The topic of Passion in Orthodox iconography is not as diverse as in Western European art. However, since the late 15th century Russian iconostasis features the Passion row, and the new theme known as Weep Not For Me, O Mother appears in analogion icons and altar paintings. The iconography of this image was shaped by Byzantine art of the 13th century, and then came into Old Russian tradition.
The icon Weep Not For Me, O Mother depicts the Mother of God hugging Christ who stands in the tomb with the cross in the background. This image is often called the Orthodox Pieta (Italian pieta – crying), as it reveals the theme of mourning for Christ before His laying in the coffin. Perhaps the most famous Western painting on this subject is Pieta by Michelangelo.
Indeed, the image of mourning is present in both Western and Eastern Christian tradition, because for all Christians the theme of suffering and the death of the Savior on the cross is sacred.

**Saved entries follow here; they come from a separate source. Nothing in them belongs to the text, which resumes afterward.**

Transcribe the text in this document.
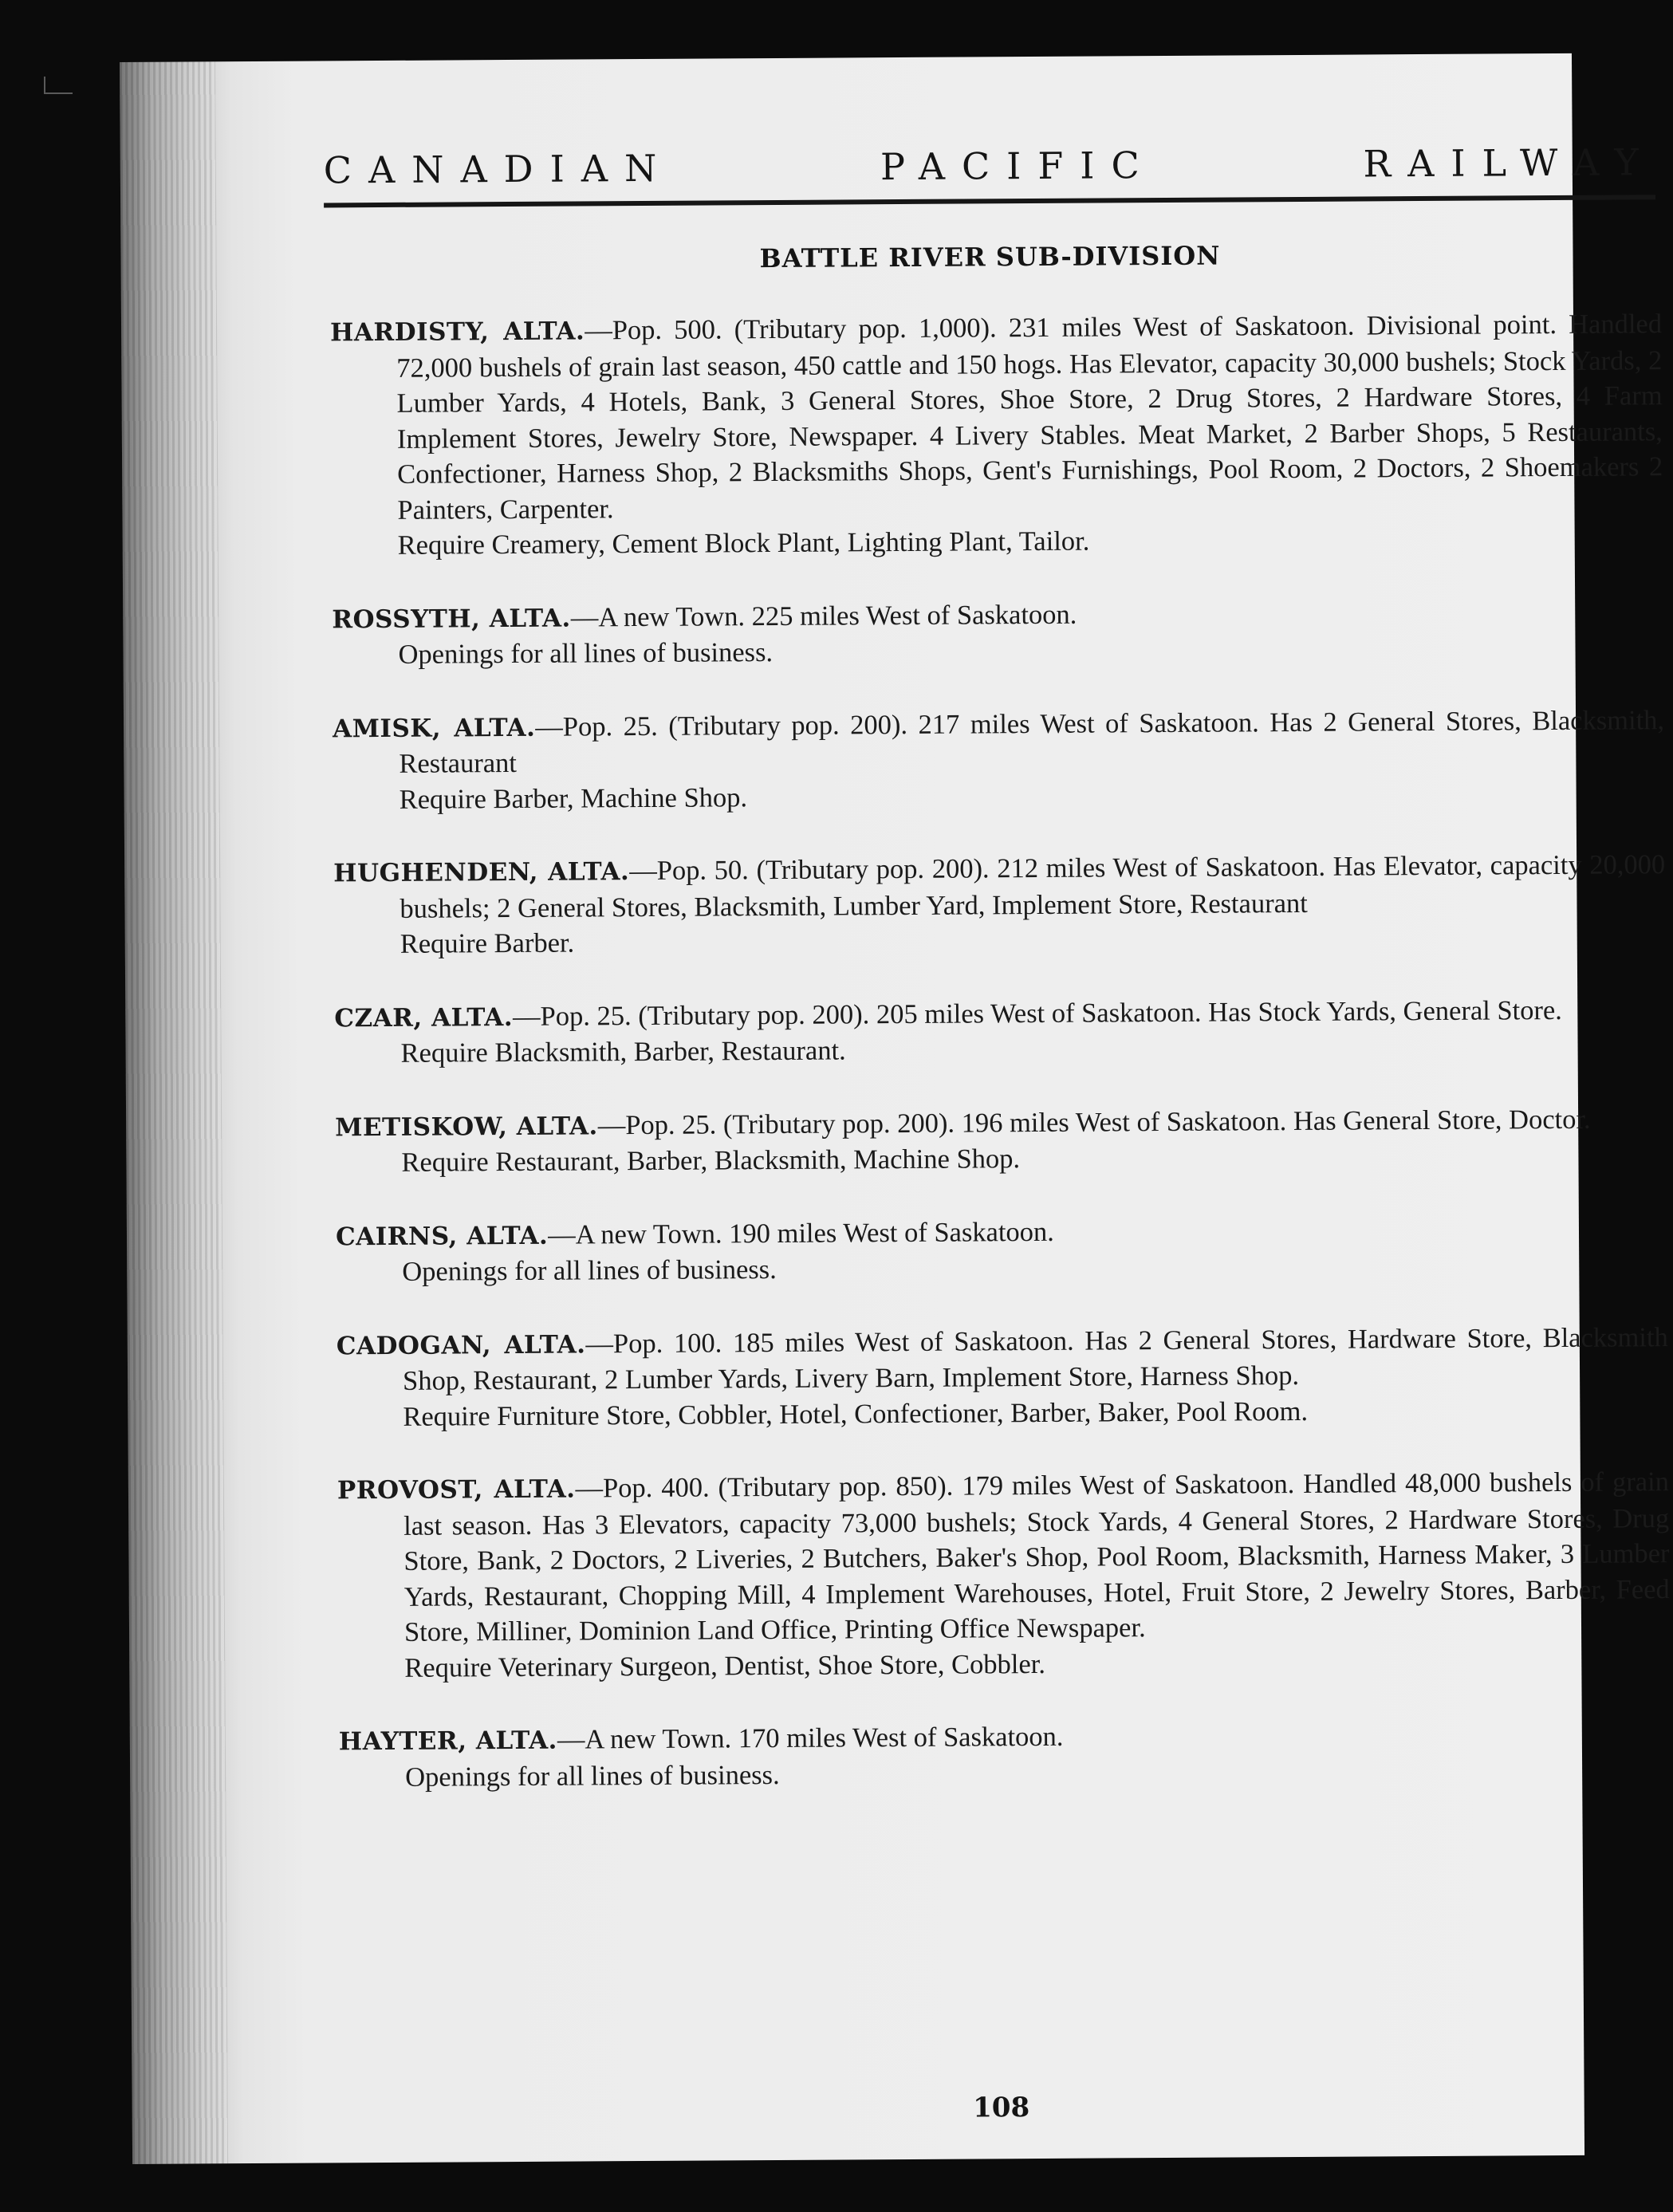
CANADIAN	PACIFIC	RAILWAY
BATTLE RIVER SUB-DIVISION

HARDISTY, ALTA.—Pop. 500. (Tributary pop. 1,000). 231 miles West of Saskatoon. Divisional point. Handled 72,000 bushels of grain last season, 450 cattle and 150 hogs. Has Elevator, capacity 30,000 bushels; Stock Yards, 2 Lumber Yards, 4 Hotels, Bank, 3 General Stores, Shoe Store, 2 Drug Stores, 2 Hardware Stores, 4 Farm Implement Stores, Jewelry Store, Newspaper. 4 Livery Stables. Meat Market, 2 Barber Shops, 5 Restaurants, Confectioner, Harness Shop, 2 Blacksmiths Shops, Gent's Furnishings, Pool Room, 2 Doctors, 2 Shoemakers 2 Painters, Carpenter.

Require Creamery, Cement Block Plant, Lighting Plant, Tailor.

ROSSYTH, ALTA.—A new Town. 225 miles West of Saskatoon.

Openings for all lines of business.

AMISK, ALTA.—Pop. 25. (Tributary pop. 200). 217 miles West of Saskatoon. Has 2 General Stores, Blacksmith, Restaurant

Require Barber, Machine Shop.

HUGHENDEN, ALTA.—Pop. 50. (Tributary pop. 200). 212 miles West of Saskatoon. Has Elevator, capacity 20,000 bushels; 2 General Stores, Blacksmith, Lumber Yard, Implement Store, Restaurant

Require Barber.

CZAR, ALTA.—Pop. 25. (Tributary pop. 200). 205 miles West of Saskatoon. Has Stock Yards, General Store.

Require Blacksmith, Barber, Restaurant.

METISKOW, ALTA.—Pop. 25. (Tributary pop. 200). 196 miles West of Saskatoon. Has General Store, Doctor.

Require Restaurant, Barber, Blacksmith, Machine Shop.

CAIRNS, ALTA.—A new Town. 190 miles West of Saskatoon.

Openings for all lines of business.

CADOGAN, ALTA.—Pop. 100. 185 miles West of Saskatoon. Has 2 General Stores, Hardware Store, Blacksmith Shop, Restaurant, 2 Lumber Yards, Livery Barn, Implement Store, Harness Shop.

Require Furniture Store, Cobbler, Hotel, Confectioner, Barber, Baker, Pool Room.

PROVOST, ALTA.—Pop. 400. (Tributary pop. 850). 179 miles West of Saskatoon. Handled 48,000 bushels of grain last season. Has 3 Elevators, capacity 73,000 bushels; Stock Yards, 4 General Stores, 2 Hardware Stores, Drug Store, Bank, 2 Doctors, 2 Liveries, 2 Butchers, Baker's Shop, Pool Room, Blacksmith, Harness Maker, 3 Lumber Yards, Restaurant, Chopping Mill, 4 Implement Warehouses, Hotel, Fruit Store, 2 Jewelry Stores, Barber, Feed Store, Milliner, Dominion Land Office, Printing Office Newspaper.

Require Veterinary Surgeon, Dentist, Shoe Store, Cobbler.

HAYTER, ALTA.—A new Town. 170 miles West of Saskatoon.

Openings for all lines of business.

108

However, there are significant differences between the Orthodox image and its Western equivalents. While in the West this image allows us to feel the depth of the tragedy of the Mother mourning her Son, the Orthodox image does not convey the sense of the totality of death. On the contrary, one hears the news of the Resurrection through the mourning.
This is evidenced by the name of the image, which is associated with the irmos of Ode 9 of the Canon of St. Cosmas of Maiuma on the Great Saturday: “Weep not for me, O Mother, beholding in the tomb… for I shall arise and shall be glorified, and as God I shall exalt with glory unceasing those that with faith and love magnify thee.”
In this chant, Christ Himself comforts His mother by telling her of the coming Resurrection, which triumphs over death. We do not see anything gloomy in the icon; rather, it emphasizes the dialogue of the Mother and the Son. The composition repeats the iconographic sample of Tenderness, where the Blessed Virgin presses the Divine Baby Jesus to her bosom. This cross-reference shows that there is the theme of Passion in the iconography of the Tenderness, and that the iconography of “Weep Not For Me O Mother” contains the theme of love. Ultimately, it is love that conquers death.
The icon that we present here as an example was painted by a contemporary artist, Alexander Sokolov, an icon painter from Moscow. The icon is painted with soft strokes, delicate and subtle psychological nuances, while being fairly strict and perfectly canonical. The restrained coloration, the compact silhouette, the delicacy of the pictorial decoration – all this makes this icon an excellent piece, both artistically and theologically. The image painted by Sokolov helps us to focus our prayers on the theme of the Holy Saturday – the theme of the Savior’s death, followed by his Resurrection and victory over death.